Posłowie Fogiel i Pavilionis: musimy być silni jako region, wygrać możemy tylko razem

Moskiewski najazd na Polskę i Litwę nauczył nas tego, że żeby wygrać, musimy być silni; wygrać możemy tylko razem; musimy też dbać, by zachodni partnerzy nas słuchali - mówili w TVP Info szefowie komisji spraw zagranicznych polskiego i litewskiego Sejmu Radosław Fogiel i Žygimantas Pavilionis.

PAP
Posłowie Fogiel i Pavilionis: musimy być silni jako region, wygrać możemy tylko razem

Fot. Joanna Bożerodska

Obaj przewodniczący komisji byli gośćmi TVP Info w niedzielę wieczorem. W rozmowie nawiązali do wspólnej historii Polski i Litwy, w tym w ramach Rzeczypospolitej Obojga Narodów.

Žygimantas Pavilionis powiedział, że „moskiewskie najazdy na was i na nas nauczyły nas, że musimy być bardzo silni, żeby to nigdy więcej się nie powtórzyło”. „Dziś Polska jest inspirującym przykładem siły militarnej; musimy się od niej uczyć wszyscy w regionie Morza Bałtyckiego” – oświadczył. Dodał, że Litwa powinna być „jak Izrael”, który polega na swoich możliwościach obronnych, gdyż „partnerzy zachodni czasem zawodzą”. Zapowiedział też, że jeżeli jego ugrupowanie (Związek Ojczyzny – Litewscy Chrześcijańscy Demokraci) wygra przyszłoroczne wybory, to „podejmie tak działania jak Polska – zbrojenie się po zęby”.

Fogiel podkreślił, że „musimy być silni jako region” Europy środkowo-wschodniej. Jak mówił, m.in. zaproszenie dla Ukrainy do członkostwa w Unii Europejskiej „nie wzięło się znikąd – to była presja państw naszego regionu”. „Musimy wykorzystać swoją wagę, żeby wpływać na tę politykę wewnętrzną w UE” – dodał Fogiel.

Jak podkreślił Pavilionis, „wojnę można wygrać tylko razem”, a „najgłupszą rzeczą są spory między państwami”. Litewski polityk ocenił, że obecne czasy są „kluczowe”, ale – jak mówił – bardziej niż 1939 przypominają 1942 rok, gdy hitlerowskie Niemcy zaczęły przegrywać wojnę. „Problem polega na tym, że obecnie Hitlerem i Stalinem jest jedna osoba – Władimir Putin” – mówił, przypominając, że po II wojnie światowej „Polska i kraje bałtyckie zostały poświęcone” i pozostawione w sowieckiej strefie wpływów.

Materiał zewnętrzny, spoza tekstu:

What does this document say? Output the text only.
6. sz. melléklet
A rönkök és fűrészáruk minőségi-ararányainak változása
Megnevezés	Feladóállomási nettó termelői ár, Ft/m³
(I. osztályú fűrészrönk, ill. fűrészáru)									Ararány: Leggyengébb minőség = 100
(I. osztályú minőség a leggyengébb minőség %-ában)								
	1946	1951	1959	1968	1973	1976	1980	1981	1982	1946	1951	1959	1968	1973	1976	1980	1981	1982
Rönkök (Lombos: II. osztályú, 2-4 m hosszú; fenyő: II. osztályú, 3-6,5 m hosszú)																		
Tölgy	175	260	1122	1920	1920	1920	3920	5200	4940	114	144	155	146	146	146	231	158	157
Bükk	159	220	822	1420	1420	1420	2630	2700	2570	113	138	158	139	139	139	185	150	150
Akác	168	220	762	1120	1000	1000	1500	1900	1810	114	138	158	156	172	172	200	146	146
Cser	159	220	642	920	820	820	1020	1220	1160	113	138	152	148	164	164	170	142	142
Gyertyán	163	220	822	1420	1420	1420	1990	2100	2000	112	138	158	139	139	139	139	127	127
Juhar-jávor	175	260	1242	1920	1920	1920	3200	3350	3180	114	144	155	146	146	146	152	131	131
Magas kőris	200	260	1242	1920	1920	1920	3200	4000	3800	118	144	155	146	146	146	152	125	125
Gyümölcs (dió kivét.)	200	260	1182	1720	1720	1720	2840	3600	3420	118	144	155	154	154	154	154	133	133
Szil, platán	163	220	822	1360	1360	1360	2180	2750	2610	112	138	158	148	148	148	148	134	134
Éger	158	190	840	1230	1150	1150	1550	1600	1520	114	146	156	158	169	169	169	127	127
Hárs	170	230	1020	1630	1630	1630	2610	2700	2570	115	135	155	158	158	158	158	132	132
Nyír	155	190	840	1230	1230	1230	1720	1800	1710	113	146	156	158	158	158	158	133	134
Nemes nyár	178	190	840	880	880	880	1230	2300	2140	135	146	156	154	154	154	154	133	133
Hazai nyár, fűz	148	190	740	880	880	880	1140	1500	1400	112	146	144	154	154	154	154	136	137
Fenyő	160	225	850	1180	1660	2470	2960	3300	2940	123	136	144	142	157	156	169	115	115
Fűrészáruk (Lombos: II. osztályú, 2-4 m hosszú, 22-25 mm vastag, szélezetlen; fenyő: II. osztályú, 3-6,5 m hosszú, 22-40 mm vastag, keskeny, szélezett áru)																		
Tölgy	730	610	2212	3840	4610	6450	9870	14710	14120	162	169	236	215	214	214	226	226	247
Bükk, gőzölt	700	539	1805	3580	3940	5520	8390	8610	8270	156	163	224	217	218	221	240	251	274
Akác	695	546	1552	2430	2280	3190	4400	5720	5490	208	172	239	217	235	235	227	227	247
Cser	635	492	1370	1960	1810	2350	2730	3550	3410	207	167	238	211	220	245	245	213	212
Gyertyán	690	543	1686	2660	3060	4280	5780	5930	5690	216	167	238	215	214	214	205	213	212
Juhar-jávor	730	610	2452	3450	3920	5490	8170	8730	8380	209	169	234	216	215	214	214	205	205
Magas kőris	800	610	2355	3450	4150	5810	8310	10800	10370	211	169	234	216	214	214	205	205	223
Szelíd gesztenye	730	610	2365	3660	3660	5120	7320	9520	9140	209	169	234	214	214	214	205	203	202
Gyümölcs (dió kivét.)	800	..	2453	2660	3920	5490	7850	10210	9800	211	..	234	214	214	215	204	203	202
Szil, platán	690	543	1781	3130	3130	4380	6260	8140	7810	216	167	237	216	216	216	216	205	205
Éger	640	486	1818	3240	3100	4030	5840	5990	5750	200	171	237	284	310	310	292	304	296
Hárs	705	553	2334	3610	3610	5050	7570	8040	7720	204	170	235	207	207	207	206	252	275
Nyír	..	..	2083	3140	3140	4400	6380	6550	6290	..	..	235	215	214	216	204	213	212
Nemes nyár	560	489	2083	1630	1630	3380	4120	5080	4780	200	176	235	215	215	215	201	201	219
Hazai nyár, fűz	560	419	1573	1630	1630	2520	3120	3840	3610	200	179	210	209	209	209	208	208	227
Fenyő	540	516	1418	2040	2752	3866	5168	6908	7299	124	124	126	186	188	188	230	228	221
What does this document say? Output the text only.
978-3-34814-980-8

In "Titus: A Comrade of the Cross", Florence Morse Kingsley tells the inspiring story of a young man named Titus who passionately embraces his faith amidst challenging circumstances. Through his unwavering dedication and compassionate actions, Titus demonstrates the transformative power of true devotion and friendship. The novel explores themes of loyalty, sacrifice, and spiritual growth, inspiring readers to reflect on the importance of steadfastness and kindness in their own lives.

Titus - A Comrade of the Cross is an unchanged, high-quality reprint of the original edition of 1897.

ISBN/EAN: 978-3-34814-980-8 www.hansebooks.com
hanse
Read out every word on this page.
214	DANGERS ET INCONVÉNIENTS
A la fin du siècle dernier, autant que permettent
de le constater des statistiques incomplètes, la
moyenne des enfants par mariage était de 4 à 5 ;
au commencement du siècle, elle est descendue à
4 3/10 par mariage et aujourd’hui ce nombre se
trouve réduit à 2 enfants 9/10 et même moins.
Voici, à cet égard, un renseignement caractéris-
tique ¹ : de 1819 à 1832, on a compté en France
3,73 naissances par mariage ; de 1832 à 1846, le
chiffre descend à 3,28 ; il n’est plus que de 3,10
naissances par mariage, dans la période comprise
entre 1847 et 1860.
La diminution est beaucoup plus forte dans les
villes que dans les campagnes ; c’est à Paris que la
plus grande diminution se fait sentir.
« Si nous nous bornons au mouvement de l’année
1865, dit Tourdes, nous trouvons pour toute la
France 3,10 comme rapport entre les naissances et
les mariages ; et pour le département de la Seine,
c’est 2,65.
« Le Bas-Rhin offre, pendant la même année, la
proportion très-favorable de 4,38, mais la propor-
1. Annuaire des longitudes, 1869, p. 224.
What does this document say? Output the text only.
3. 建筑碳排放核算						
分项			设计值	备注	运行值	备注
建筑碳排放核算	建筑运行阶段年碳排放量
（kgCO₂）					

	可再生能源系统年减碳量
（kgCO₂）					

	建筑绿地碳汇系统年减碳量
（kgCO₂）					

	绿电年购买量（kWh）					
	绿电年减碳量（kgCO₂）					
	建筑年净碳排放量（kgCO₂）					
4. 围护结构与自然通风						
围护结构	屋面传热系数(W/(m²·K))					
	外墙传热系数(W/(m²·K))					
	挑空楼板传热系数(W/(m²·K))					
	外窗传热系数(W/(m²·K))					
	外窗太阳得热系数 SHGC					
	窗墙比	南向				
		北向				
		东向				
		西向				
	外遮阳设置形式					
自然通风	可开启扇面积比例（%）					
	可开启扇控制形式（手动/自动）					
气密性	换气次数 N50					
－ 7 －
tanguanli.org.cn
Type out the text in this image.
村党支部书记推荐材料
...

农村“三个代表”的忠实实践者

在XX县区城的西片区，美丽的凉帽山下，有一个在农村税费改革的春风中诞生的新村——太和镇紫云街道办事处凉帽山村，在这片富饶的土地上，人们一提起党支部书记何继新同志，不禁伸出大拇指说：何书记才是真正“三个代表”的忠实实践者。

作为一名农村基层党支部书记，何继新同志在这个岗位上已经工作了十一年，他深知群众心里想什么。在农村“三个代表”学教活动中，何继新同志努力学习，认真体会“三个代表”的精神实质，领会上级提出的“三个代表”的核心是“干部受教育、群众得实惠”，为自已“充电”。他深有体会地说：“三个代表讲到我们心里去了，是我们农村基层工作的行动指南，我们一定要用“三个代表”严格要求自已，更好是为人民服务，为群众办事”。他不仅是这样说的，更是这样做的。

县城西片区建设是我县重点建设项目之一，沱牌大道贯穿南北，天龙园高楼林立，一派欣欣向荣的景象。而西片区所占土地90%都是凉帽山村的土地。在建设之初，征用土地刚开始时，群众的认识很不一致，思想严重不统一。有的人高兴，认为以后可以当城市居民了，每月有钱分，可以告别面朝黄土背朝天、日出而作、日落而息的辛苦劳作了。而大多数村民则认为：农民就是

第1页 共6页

Pavilionis przestrzegł przed polityką „obłaskawiania” Rosji. Jak mówił, obserwował ją ze strony państw zachodnich w czasach rosyjskiej agresji na Gruzję i prezydentury Lecha Kaczyńskiego w Polsce. „Teraz musimy zadbać o to, żeby wszyscy członkowie NATO i UE nas posłuchali” – zaznaczył.

Ocenił, że następne miesiące będą kluczowe. „Mam nadzieję, że te siły w pełni zaangażowane w doprowadzenie do porażki Moskwy wygrają – w Polsce, gdzie niedługo będą wybory, i na Litwie, gdzie będą wybory w przyszłym roku” – oświadczył.

Do polityki obłaskawiania Rosji nawiązał też Radosław Fogiel. Przyznał on, że obecnie, po rosyjskiej agresji na Ukrainę „przynajmniej na papierze i werbalnie nie jest ona już realizowana”. „Rozczarowujące są jednak ostatnie doniesienia z Berlina, mówiące, że Niemcy jednak nie chcą wydawać odpowiedniego procentu swojego PKB na zbrojenia, jak postulowaliśmy to na szczycie w NATO Wilnie” – stwierdził Fogiel.